Consideration
5 The interest issue: The Marina parties' argument should be rejected. The calculation of the left in hand value of Cadeau at which we arrived used a rate of depreciation from the time of her purchase. However, the damage that Mr and Mrs Wyzenbeek suffered consisted in their outlay of money in making the purchase in 2011. Their damage, being loss of the use of their money, is different from the progressive increase in the amount of depreciation that the Marina parties' calculation used. The latter calculation does not conform to the principles on which pre-judgment interest is awarded, namely to compensate the successful party for the use that the unsuccessful parties made (actually or notionally) of the sum of damages awarded that should have been paid at the time of the wrong or breach of contract: Haines v Bendall (1991) 172 CLR 60 at 66 per Mason CJ, Dawson, Toohey and Gaudron JJ. Mr and Mrs Wyzenbeek have been out of pocket since paying for Cadeau in 2011. They should be compensated by interest on this component of the judgment sum from 2011 up to the present time amounting to $816,224.76.
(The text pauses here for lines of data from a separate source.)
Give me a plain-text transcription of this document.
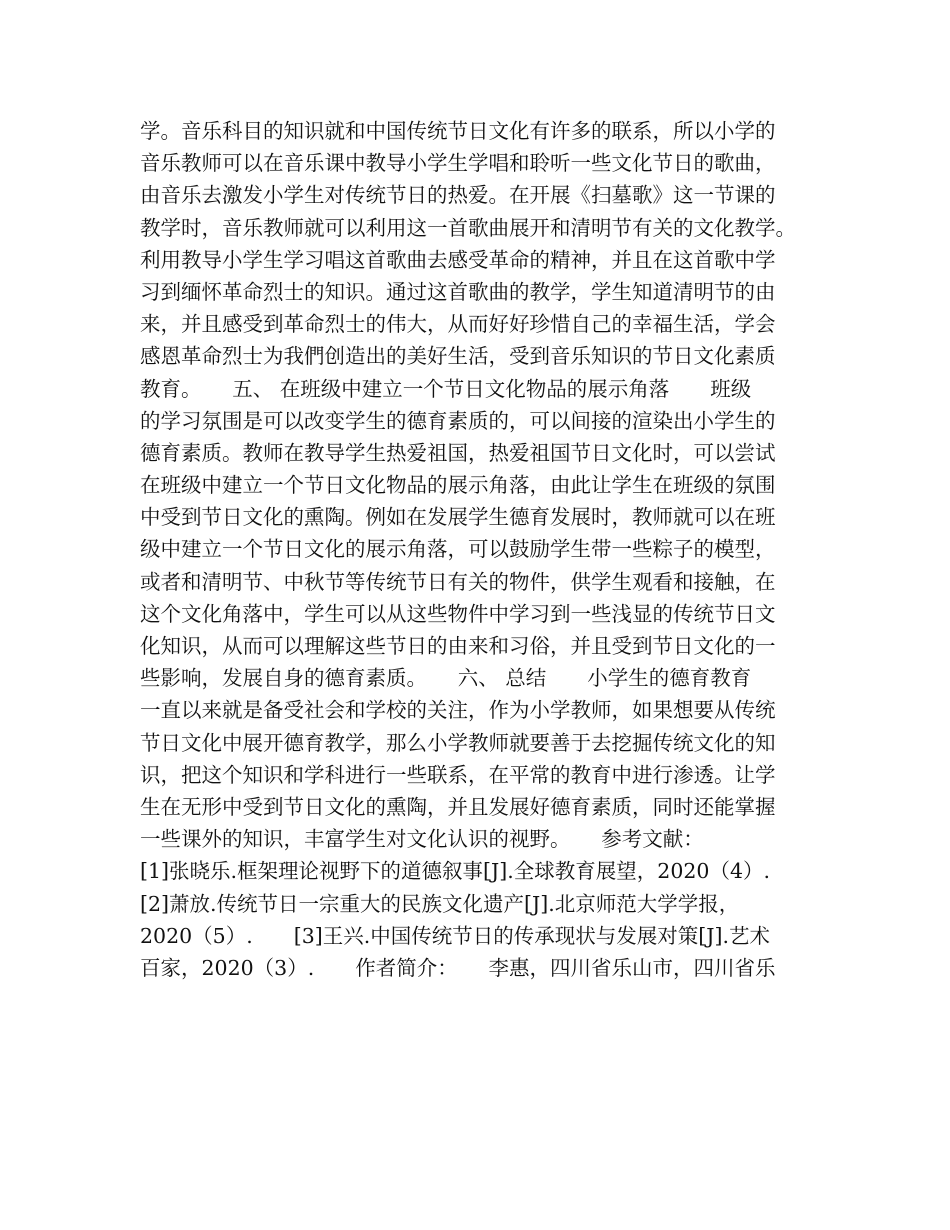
学。音乐科目的知识就和中国传统节日文化有许多的联系，所以小学的
音乐教师可以在音乐课中教导小学生学唱和聆听一些文化节日的歌曲，
由音乐去激发小学生对传统节日的热爱。在开展《扫墓歌》这一节课的
教学时，音乐教师就可以利用这一首歌曲展开和清明节有关的文化教学。
利用教导小学生学习唱这首歌曲去感受革命的精神，并且在这首歌中学
习到缅怀革命烈士的知识。通过这首歌曲的教学，学生知道清明节的由
来，并且感受到革命烈士的伟大，从而好好珍惜自己的幸福生活，学会
感恩革命烈士为我們创造出的美好生活，受到音乐知识的节日文化素质
教育。　　五、 在班级中建立一个节日文化物品的展示角落　　班级
的学习氛围是可以改变学生的德育素质的，可以间接的渲染出小学生的
德育素质。教师在教导学生热爱祖国，热爱祖国节日文化时，可以尝试
在班级中建立一个节日文化物品的展示角落，由此让学生在班级的氛围
中受到节日文化的熏陶。例如在发展学生德育发展时，教师就可以在班
级中建立一个节日文化的展示角落，可以鼓励学生带一些粽子的模型，
或者和清明节、中秋节等传统节日有关的物件，供学生观看和接触，在
这个文化角落中，学生可以从这些物件中学习到一些浅显的传统节日文
化知识，从而可以理解这些节日的由来和习俗，并且受到节日文化的一
些影响，发展自身的德育素质。　　六、 总结　　小学生的德育教育
一直以来就是备受社会和学校的关注，作为小学教师，如果想要从传统
节日文化中展开德育教学，那么小学教师就要善于去挖掘传统文化的知
识，把这个知识和学科进行一些联系，在平常的教育中进行渗透。让学
生在无形中受到节日文化的熏陶，并且发展好德育素质，同时还能掌握
一些课外的知识，丰富学生对文化认识的视野。　　参考文献：
[1]张晓乐.框架理论视野下的道德叙事[J].全球教育展望，2020（4）.
[2]萧放.传统节日一宗重大的民族文化遗产[J].北京师范大学学报，
2020（5）.　　[3]王兴.中国传统节日的传承现状与发展对策[J].艺术
百家，2020（3）.　　作者简介：　　李惠，四川省乐山市，四川省乐
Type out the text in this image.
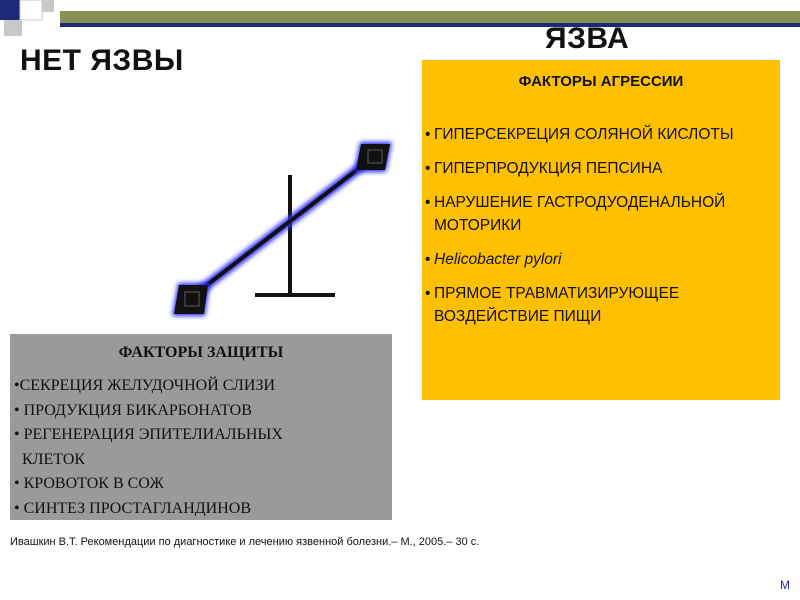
НЕТ ЯЗВЫ
ЯЗВА
ФАКТОРЫ АГРЕССИИ
• ГИПЕРСЕКРЕЦИЯ СОЛЯНОЙ КИСЛОТЫ
• ГИПЕРПРОДУКЦИЯ ПЕПСИНА
• НАРУШЕНИЕ ГАСТРОДУОДЕНАЛЬНОЙ МОТОРИКИ
• Helicobacter pylori
• ПРЯМОЕ ТРАВМАТИЗИРУЮЩЕЕ ВОЗДЕЙСТВИЕ ПИЩИ
ФАКТОРЫ ЗАЩИТЫ
•СЕКРЕЦИЯ ЖЕЛУДОЧНОЙ СЛИЗИ
• ПРОДУКЦИЯ БИКАРБОНАТОВ
• РЕГЕНЕРАЦИЯ ЭПИТЕЛИАЛЬНЫХ
КЛЕТОК
• КРОВОТОК В СОЖ
• СИНТЕЗ ПРОСТАГЛАНДИНОВ
Ивашкин В.Т. Рекомендации по диагностике и лечению язвенной болезни.– М., 2005.– 30 с.
М
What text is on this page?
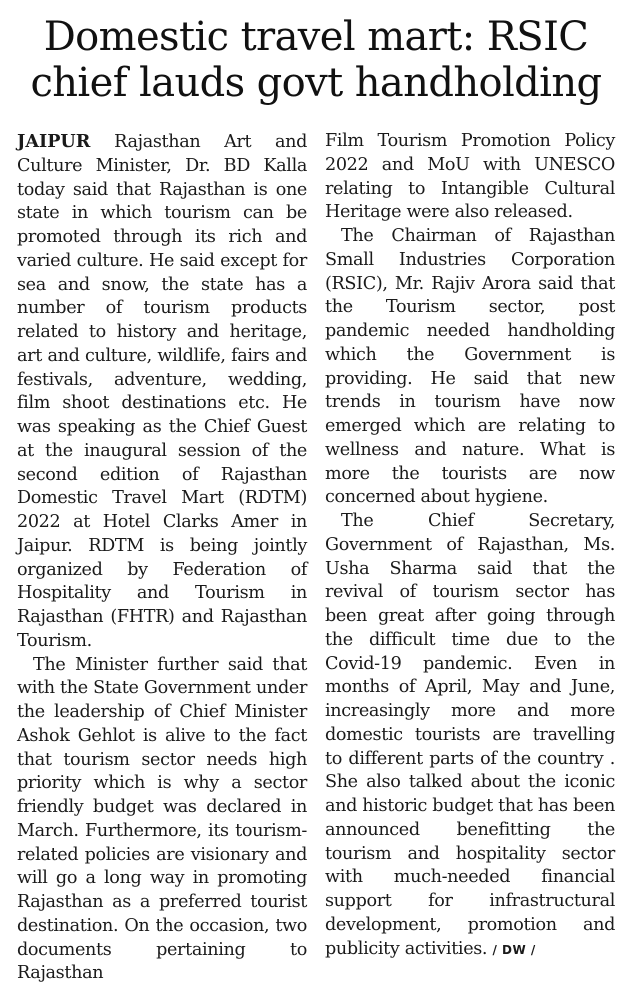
Domestic travel mart: RSIC
chief lauds govt handholding

JAIPUR Rajasthan Art and Culture Minister, Dr. BD Kalla today said that Rajasthan is one state in which tourism can be promoted through its rich and varied culture. He said except for sea and snow, the state has a number of tourism products related to history and heritage, art and culture, wildlife, fairs and festivals, adventure, wedding, film shoot destinations etc. He was speaking as the Chief Guest at the inaugural session of the second edition of Rajasthan Domestic Travel Mart (RDTM) 2022 at Hotel Clarks Amer in Jaipur. RDTM is being jointly organized by Federation of Hospitality and Tourism in Rajasthan (FHTR) and Rajasthan Tourism.

The Minister further said that with the State Government under the leadership of Chief Minister Ashok Gehlot is alive to the fact that tourism sector needs high priority which is why a sector friendly budget was declared in March. Furthermore, its tourism-related policies are visionary and will go a long way in promoting Rajasthan as a preferred tourist destination. On the occasion, two documents pertaining to Rajasthan

Film Tourism Promotion Policy 2022 and MoU with UNESCO relating to Intangible Cultural Heritage were also released.

The Chairman of Rajasthan Small Industries Corporation (RSIC), Mr. Rajiv Arora said that the Tourism sector, post pandemic needed handholding which the Government is providing. He said that new trends in tourism have now emerged which are relating to wellness and nature. What is more the tourists are now concerned about hygiene.

The Chief Secretary, Government of Rajasthan, Ms. Usha Sharma said that the revival of tourism sector has been great after going through the difficult time due to the Covid-19 pandemic. Even in months of April, May and June, increasingly more and more domestic tourists are travelling to different parts of the country . She also talked about the iconic and historic budget that has been announced benefitting the tourism and hospitality sector with much-needed financial support for infrastructural development, promotion and publicity activities. / DW /
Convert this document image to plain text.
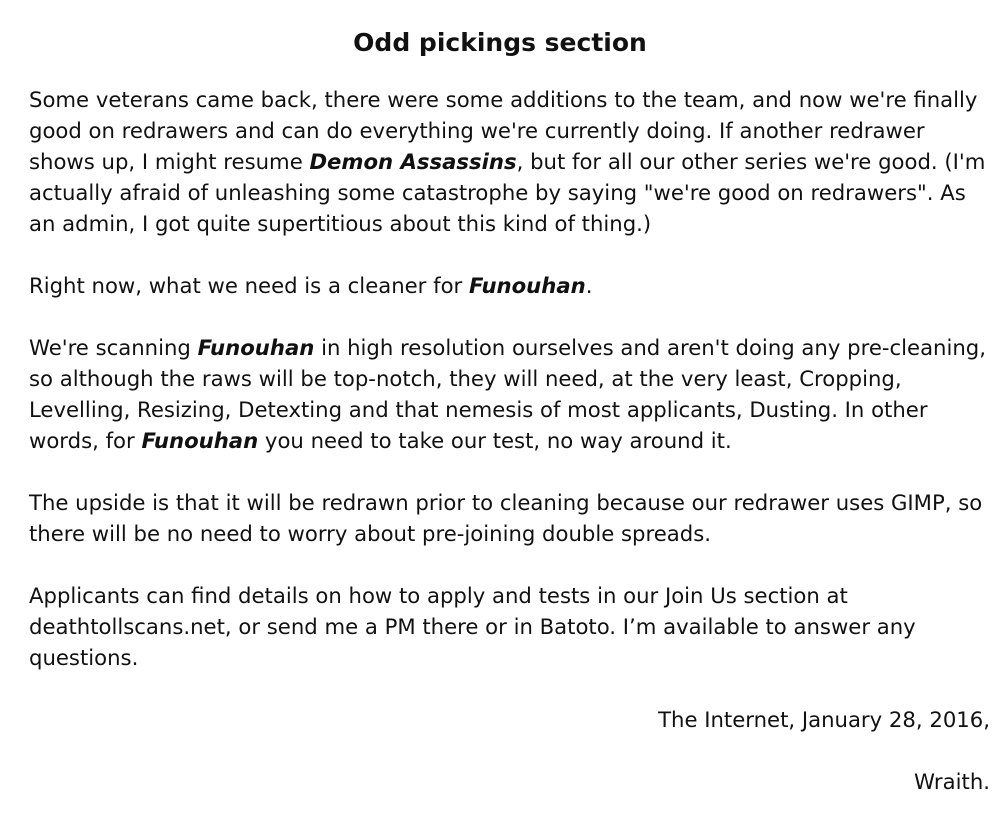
Odd pickings section

Some veterans came back, there were some additions to the team, and now we're finally good on redrawers and can do everything we're currently doing. If another redrawer shows up, I might resume Demon Assassins, but for all our other series we're good. (I'm actually afraid of unleashing some catastrophe by saying "we're good on redrawers". As an admin, I got quite supertitious about this kind of thing.)

Right now, what we need is a cleaner for Funouhan.

We're scanning Funouhan in high resolution ourselves and aren't doing any pre-cleaning, so although the raws will be top-notch, they will need, at the very least, Cropping, Levelling, Resizing, Detexting and that nemesis of most applicants, Dusting. In other words, for Funouhan you need to take our test, no way around it.

The upside is that it will be redrawn prior to cleaning because our redrawer uses GIMP, so there will be no need to worry about pre-joining double spreads.

Applicants can find details on how to apply and tests in our Join Us section at deathtollscans.net, or send me a PM there or in Batoto. I’m available to answer any questions.

The Internet, January 28, 2016,
Wraith.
6 The costs issue: We reject the Marina parties' argument that they should only pay 80% of the appellants' costs of the trial. The primary judge's costs assessment proceeded, necessarily, on the basis of his Honour's overall discretionary assessment of the outcome of the trial. His Honour had exercised his discretion, having regard to his assessment of the merits not to order the appellants to pay AMI its costs in respect of their abandoned claim against it for breach of the implied warranty of merchantable quality. However, we came to a different view as to the merits and so his Honour's assessment in respect of the costs involving only AMI in a significantly different context is of little assistance here as to how we should exercise the discretion to award costs.
7 In our opinion, the appropriate approach to a costs order for the trial is that the Marina parties should pay Mr and Mrs Wyzenbeek's costs save for the one day's costs thrown away by reason of the amendments in order to file their third further amended statement of claim, that the primary judge ordered them to pay.
8 However, his Honour's views as to the way in which the Marina parties conducted the proceedings below, including the trial, are of considerable assistance. That is because he refused to order any costs in favour of the Marina parties, other than AMI, and made no order as to costs on the claims against them despite having dismissed those claims. The primary judge said that the prima facie entitlement to costs for the successful defence at trial should be displaced because (Wyzenbeek v Australasian Marine Imports Pty Ltd (No 3) [2019] FCA 439 at [51]):
When all matters are taken into account, as between the Wyzenbeeks on the one hand and GCCM, Dean and Ryan on the other, the respondents' success is counterbalanced significantly by the manner in which they conducted the proceedings. Mr Sullivan QC submitted that, at most, the respondents' conduct of the defence should only result in there being some reduction in the usual order that costs follow the event. But that understates the extent to which the respondents ignored their obligations under ss 37M and 37N. By taking every conceivable point in defence of the claim, regardless of whether those points were good or bad, they extended the time and cost of the proceedings substantially. Moreover, many of the points taken were shown to be without any merit whatsoever.
(emphasis added)
9 We agree. The result on appeal is that Mr and Mrs Wyzenbeek succeeded in their claims against the Marina parties. On his Honour's findings with which we agree, the Marina parties' defences and general conduct of the proceeding were significantly in breach of their obligations to achieve the overarching purpose of the civil practice and procedure provisions that s 37N(1) of the Federal Court of Australia Act (1976) (Cth) imposed on them, namely to conduct the proceeding to facilitate a just resolution of disputes according to law as quickly, inexpensively and efficiently as possible. The conduct of the Marina parties in the proceeding below was antithetic to that purpose.
10 In our opinion, the Marina parties, other than AMI, should pay the costs of the proceeding on an indemnity basis: cf. Colgate-Palmolive Co v Cussons Pty Ltd (1993) 46 FCR 225 at 231-234 per Sheppard J. Mr and Mrs Wyzenbeek should pay on a party and party basis the one day's costs thrown away that can be set off. There was no dispute that the costs of the appeal should follow the event on a party and party basis.
11 The leave issue: The respondents only decided not to oppose the grant of leave to appeal on 16 May 2019, being the second day of the hearing of the appeal. That occurred after senior counsel for the Marina parties had to seek and obtain instructions when the Court enquired about the question. On that day, we ordered that the appellants have leave to appeal in the form of what became the filed notice of appeal. There is no reason why Mr and Mrs Wyzenbeek should not have the costs of the application for leave to appeal as part of the order for costs of the appeal to which they are entitled.